C’è un filo rosso che lega la storia del CSI alle sue origini più autentiche: la parrocchia come luogo di crescita, riscatto e comunità.
Nato nel secondo dopoguerra proprio all’ombra dei campanili per rimettere in piedi il tessuto sociale del Paese, il CSI comitato di Potenza torna proprio in una parrocchia di uno dei quartieri più complessi della nostra città: il quartiere Bucaletto.

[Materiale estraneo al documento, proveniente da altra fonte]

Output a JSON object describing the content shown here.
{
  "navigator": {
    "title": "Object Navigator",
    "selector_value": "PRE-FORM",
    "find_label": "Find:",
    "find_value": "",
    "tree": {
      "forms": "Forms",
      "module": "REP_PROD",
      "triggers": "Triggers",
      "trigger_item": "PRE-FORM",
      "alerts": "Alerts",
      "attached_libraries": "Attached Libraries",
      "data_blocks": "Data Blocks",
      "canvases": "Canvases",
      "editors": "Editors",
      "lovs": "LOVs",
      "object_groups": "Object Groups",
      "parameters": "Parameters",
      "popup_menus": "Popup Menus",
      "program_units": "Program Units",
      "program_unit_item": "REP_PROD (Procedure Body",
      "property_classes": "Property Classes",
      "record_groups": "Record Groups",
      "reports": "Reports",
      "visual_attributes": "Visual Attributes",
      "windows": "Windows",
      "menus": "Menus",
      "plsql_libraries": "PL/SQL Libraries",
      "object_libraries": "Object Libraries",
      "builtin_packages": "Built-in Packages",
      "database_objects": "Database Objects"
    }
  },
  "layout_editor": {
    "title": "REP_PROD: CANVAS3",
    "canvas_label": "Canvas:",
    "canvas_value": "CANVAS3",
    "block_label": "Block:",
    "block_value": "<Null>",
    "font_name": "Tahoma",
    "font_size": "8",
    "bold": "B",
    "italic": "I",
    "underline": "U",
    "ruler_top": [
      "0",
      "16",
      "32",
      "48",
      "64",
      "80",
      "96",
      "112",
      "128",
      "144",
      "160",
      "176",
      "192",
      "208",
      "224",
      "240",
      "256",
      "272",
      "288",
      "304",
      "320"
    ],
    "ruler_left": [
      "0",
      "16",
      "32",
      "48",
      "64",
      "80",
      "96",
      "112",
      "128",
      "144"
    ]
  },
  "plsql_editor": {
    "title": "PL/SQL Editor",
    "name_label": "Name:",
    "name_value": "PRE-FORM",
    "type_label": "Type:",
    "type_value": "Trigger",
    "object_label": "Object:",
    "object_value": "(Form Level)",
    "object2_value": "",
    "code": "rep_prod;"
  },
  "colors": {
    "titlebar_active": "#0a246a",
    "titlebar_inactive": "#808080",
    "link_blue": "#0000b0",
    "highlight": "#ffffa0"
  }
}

“In un quartiere che combatte da anni contro l’isolamento e il disagio sociale, lo sport si propone come strumento di inclusione e riscatto sociale”, dichiara il presidente Andrea Schiavone.
A sancire l’importanza di questo ritorno alle origini è stata una serata-evento alla presenza del presidente nazionale del CSI Vittorio Bosio e del presidente del CONI Basilicata Giovanni Salvia.
Presente anche il sindaco di Potenza Vincenzo Telesca il quale, nel corso del suo intervento, ha anticipato l’idea dell’amministrazione comunale di cambiare il nome del quartiere, una scelta mossa dal desiderio di ridefinire l’identità affrancandolo da un’accezione negativa che la parola “Bucaletto” evoca da sempre nell’immaginario collettivo.
I rappresentanti istituzionali hanno ribadito con forza quanto le periferie abbiano bisogno di alleanze educative con gli enti del terzo settore.
Lo sport, come emerso dagli interventi, è stato riconosciuto come strumento fondamentale per prevenire il disagio giovanile e rafforzare la coesione sociale.